A discussão prosseguiu interminável. Horas. Sarah, Jon e eu continuamos bebendo. Tom também. E Mack traçando os refrigerantes naturais.
Vocês são todos cabeçudos – disse Sarah. – Certamente a gente pode chegar a algum acordo.
Mas tudo continuava exatamente como no início. Ninguém cedia. E eu não tinha ideias. Não podia romper o impasse.
Começamos até mesmo a falar de outras coisas. Trocamos várias histórias engraçadas. A bebida rolava.
Lá para o fim, não me lembro quem contava a história, mas chegou a Mack Austin. E o atingiu em cheio, com refrigerantes naturais e tudo. Ele caiu para trás, gargalhando aos berros. As correntes de ouro saltavam.
Depois ele se recompôs.
Logo em seguida, já era hora de nos separarmos. Tom e Mack precisavam sair. Nos despedimos. Depois que o carro deles desceu de ré a estradinha de acesso à casa, Jon me olhou:
Você ouviu aquela risada falsa? Viu como as porras daquelas correntes de ouro saltavam no pescoço dele? De que estava rindo? Você viu aquelas porras daquelas correntes de ouro?
É, vi, sim – eu disse.
Ele estava nervoso – disse Sarah. – Era o único que não estava bebendo. Já estiveram numa sala cheia de bêbados quando não estão bebendo?
Não – eu disse.
Escuta – me disse Jon. – Posso usar o telefone?
Claro...
Preciso ligar pra Paris! Já!
Quê?
Não se preocupe. Ligo a cobrar. Quero falar com meu advogado. Sobre uma cláusula adicional em meu testamento...
Vá em frente.
Jon foi ao telefone e começou a fazer os arranjos para uma ligação. Eu me aproximei e reabasteci os copos deles. Depois voltei.
É terrível – disse Sarah. – Lá se vai o filme.
Bem, quase alguma coisa já é melhor do que nada.
É?
Pensando bem, não tenho tanta certeza...
Jon fez sua ligação.

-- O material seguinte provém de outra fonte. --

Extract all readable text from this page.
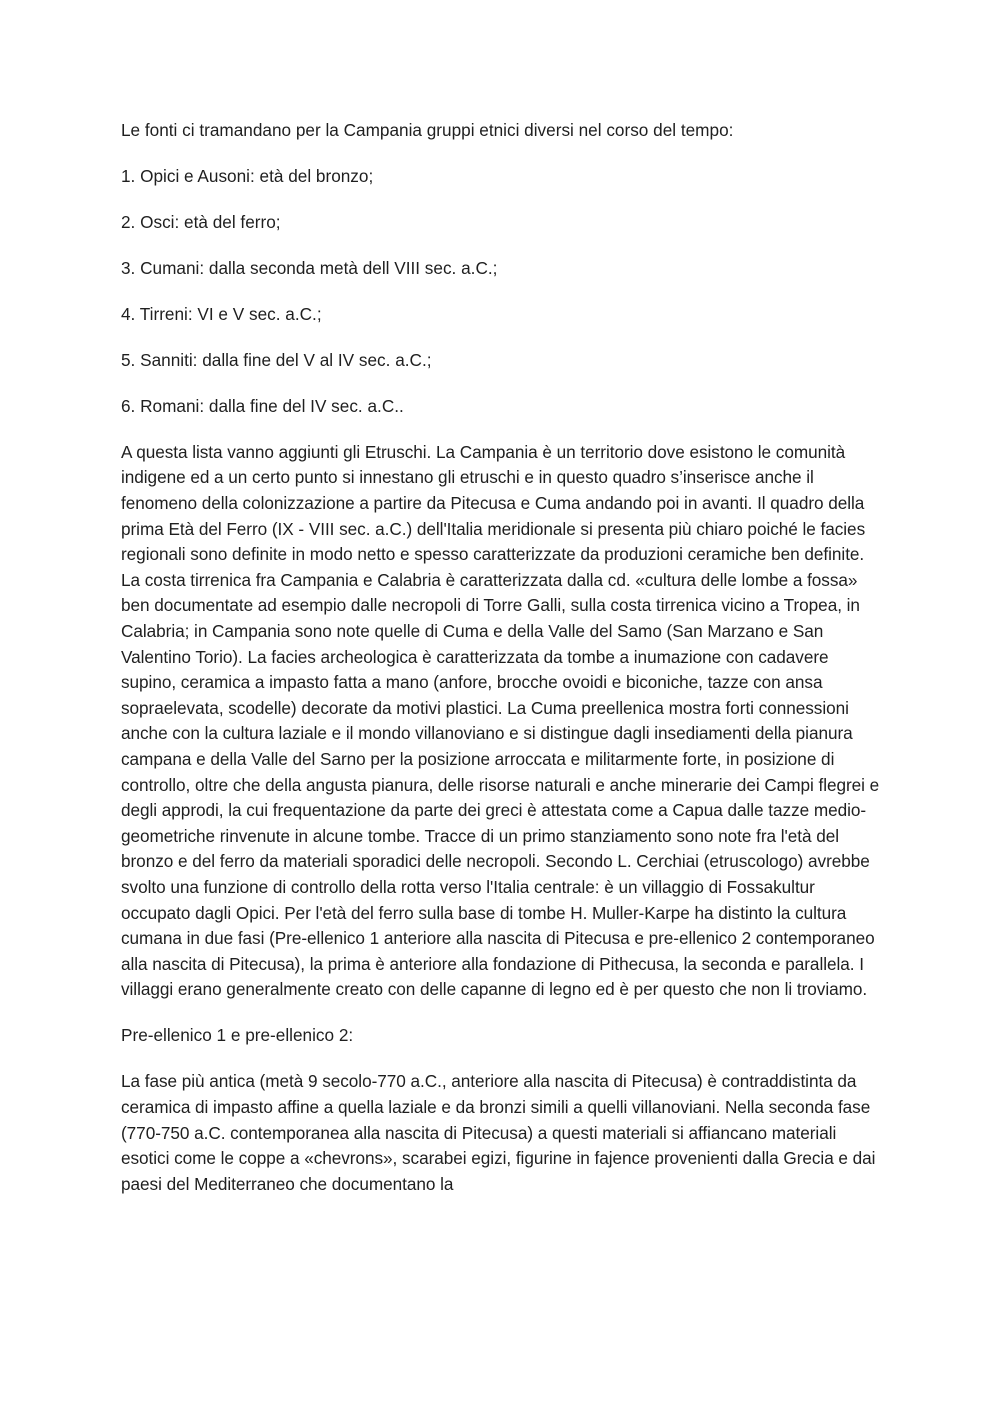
Le fonti ci tramandano per la Campania gruppi etnici diversi nel corso del tempo:

1. Opici e Ausoni: età del bronzo;

2. Osci: età del ferro;

3. Cumani: dalla seconda metà dell VIII sec. a.C.;

4. Tirreni: VI e V sec. a.C.;

5. Sanniti: dalla fine del V al IV sec. a.C.;

6. Romani: dalla fine del IV sec. a.C..

A questa lista vanno aggiunti gli Etruschi. La Campania è un territorio dove esistono le comunità indigene ed a un certo punto si innestano gli etruschi e in questo quadro s’inserisce anche il fenomeno della colonizzazione a partire da Pitecusa e Cuma andando poi in avanti. Il quadro della prima Età del Ferro (IX - VIII sec. a.C.) dell'Italia meridionale si presenta più chiaro poiché le facies regionali sono definite in modo netto e spesso caratterizzate da produzioni ceramiche ben definite. La costa tirrenica fra Campania e Calabria è caratterizzata dalla cd. «cultura delle lombe a fossa» ben documentate ad esempio dalle necropoli di Torre Galli, sulla costa tirrenica vicino a Tropea, in Calabria; in Campania sono note quelle di Cuma e della Valle del Samo (San Marzano e San Valentino Torio). La facies archeologica è caratterizzata da tombe a inumazione con cadavere supino, ceramica a impasto fatta a mano (anfore, brocche ovoidi e biconiche, tazze con ansa sopraelevata, scodelle) decorate da motivi plastici. La Cuma preellenica mostra forti connessioni anche con la cultura laziale e il mondo villanoviano e si distingue dagli insediamenti della pianura campana e della Valle del Sarno per la posizione arroccata e militarmente forte, in posizione di controllo, oltre che della angusta pianura, delle risorse naturali e anche minerarie dei Campi flegrei e degli approdi, la cui frequentazione da parte dei greci è attestata come a Capua dalle tazze medio-geometriche rinvenute in alcune tombe. Tracce di un primo stanziamento sono note fra l'età del bronzo e del ferro da materiali sporadici delle necropoli. Secondo L. Cerchiai (etruscologo) avrebbe svolto una funzione di controllo della rotta verso l'Italia centrale: è un villaggio di Fossakultur occupato dagli Opici. Per l'età del ferro sulla base di tombe H. Muller-Karpe ha distinto la cultura cumana in due fasi (Pre-ellenico 1 anteriore alla nascita di Pitecusa e pre-ellenico 2 contemporaneo alla nascita di Pitecusa), la prima è anteriore alla fondazione di Pithecusa, la seconda e parallela. I villaggi erano generalmente creato con delle capanne di legno ed è per questo che non li troviamo.

Pre-ellenico 1 e pre-ellenico 2:

La fase più antica (metà 9 secolo-770 a.C., anteriore alla nascita di Pitecusa) è contraddistinta da ceramica di impasto affine a quella laziale e da bronzi simili a quelli villanoviani. Nella seconda fase (770-750 a.C. contemporanea alla nascita di Pitecusa) a questi materiali si affiancano materiali esotici come le coppe a «chevrons», scarabei egizi, figurine in fajence provenienti dalla Grecia e dai paesi del Mediterraneo che documentano la
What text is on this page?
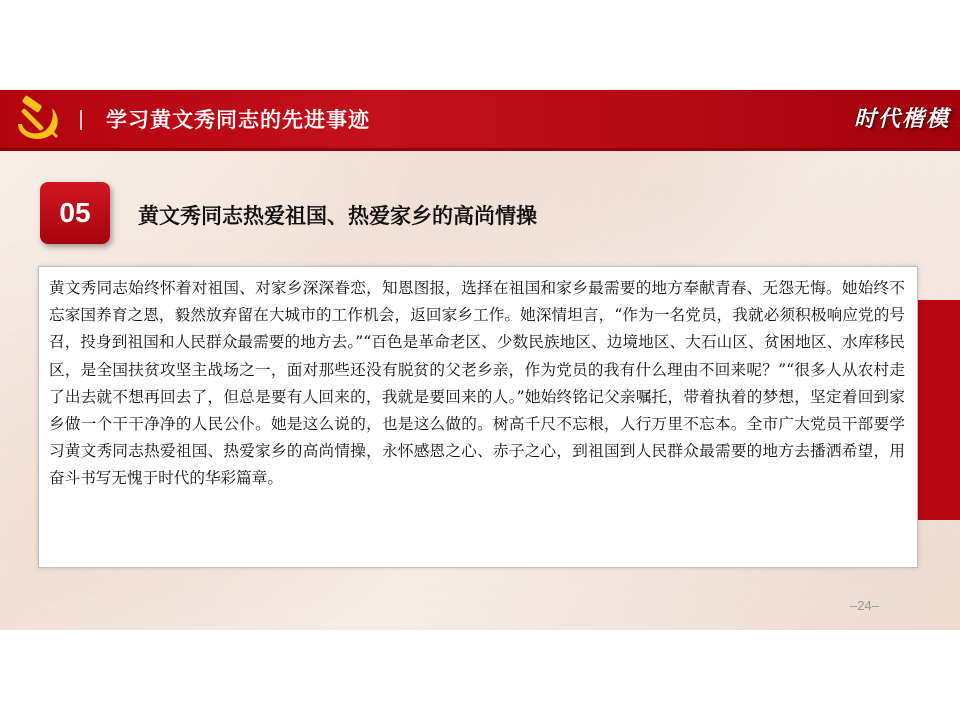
学习黄文秀同志的先进事迹	时代楷模
05	黄文秀同志热爱祖国、热爱家乡的高尚情操

黄文秀同志始终怀着对祖国、对家乡深深眷恋，知恩图报，选择在祖国和家乡最需要的地方奉献青春、无怨无悔。她始终不忘家国养育之恩，毅然放弃留在大城市的工作机会，返回家乡工作。她深情坦言，“作为一名党员，我就必须积极响应党的号召，投身到祖国和人民群众最需要的地方去。”“百色是革命老区、少数民族地区、边境地区、大石山区、贫困地区、水库移民区，是全国扶贫攻坚主战场之一，面对那些还没有脱贫的父老乡亲，作为党员的我有什么理由不回来呢？”“很多人从农村走了出去就不想再回去了，但总是要有人回来的，我就是要回来的人。”她始终铭记父亲嘱托，带着执着的梦想，坚定着回到家乡做一个干干净净的人民公仆。她是这么说的，也是这么做的。树高千尺不忘根，人行万里不忘本。全市广大党员干部要学习黄文秀同志热爱祖国、热爱家乡的高尚情操，永怀感恩之心、赤子之心，到祖国到人民群众最需要的地方去播洒希望，用奋斗书写无愧于时代的华彩篇章。

–24–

Tomara mais que alguns drinques e estava excitado. Nós o ouvíamos facilmente.
PAUL! É, É JON PINCHOT! É, É URGENTE! QUERO UM ADITIVO EM MEU TESTAMENTO! ESTÁ PRONTO? SIM, EU ESPERO!
Olhou-nos.
Isto é muito importante...
Depois:
É, PAUL! TEM UM FILME AÍ. EU TENHO O CONTROLE. CHAMA-SE A DANÇA DE JIM BEAM, ESCRITO POR HENRY CHINASKI! MUITO BEM. ANOTE O SEGUINTE! EM CASO DE MINHA MORTE, ESTE FILME JAMAIS DEVERÁ SER DIRIGIDO POR MACK AUSTIN! ESTE FILME PODE SER DIRIGIDO POR QUALQUER UM NA TERRA, EXCETO MACK AUSTIN! PEGOU ISSO, PAUL? É, MUITO OBRIGADO, PAUL. SIM, ESTOU BEM. COMO VAI SUA SAÚDE? TUDO BEM, QUALQUER UM, MENOS MACK AUSTIN! MUITÍSSIMO OBRIGADO, PAUL! BOA NOITE! BOA NOITE!
Depois disso, tomamos mais um grande gole juntos. E Jon tinha de ir embora. Ele parou na porta.
Você ouviu aquela risada falsa? Viu aquelas correntes de ouro saltando?
Vi, Jon...
E então ele se foi e a noite acabara. Fomos chamar os gatos. Tínhamos cinco gatos e não podíamos dormir até recolher todos os cinco pra dentro de casa.
Os vizinhos nos ouviam a chamá-los tarde da noite ou no início da madrugada. Tínhamos vizinhos bacanas. E os cinco gatos não tinham porra de pressa nenhuma pra se recolher.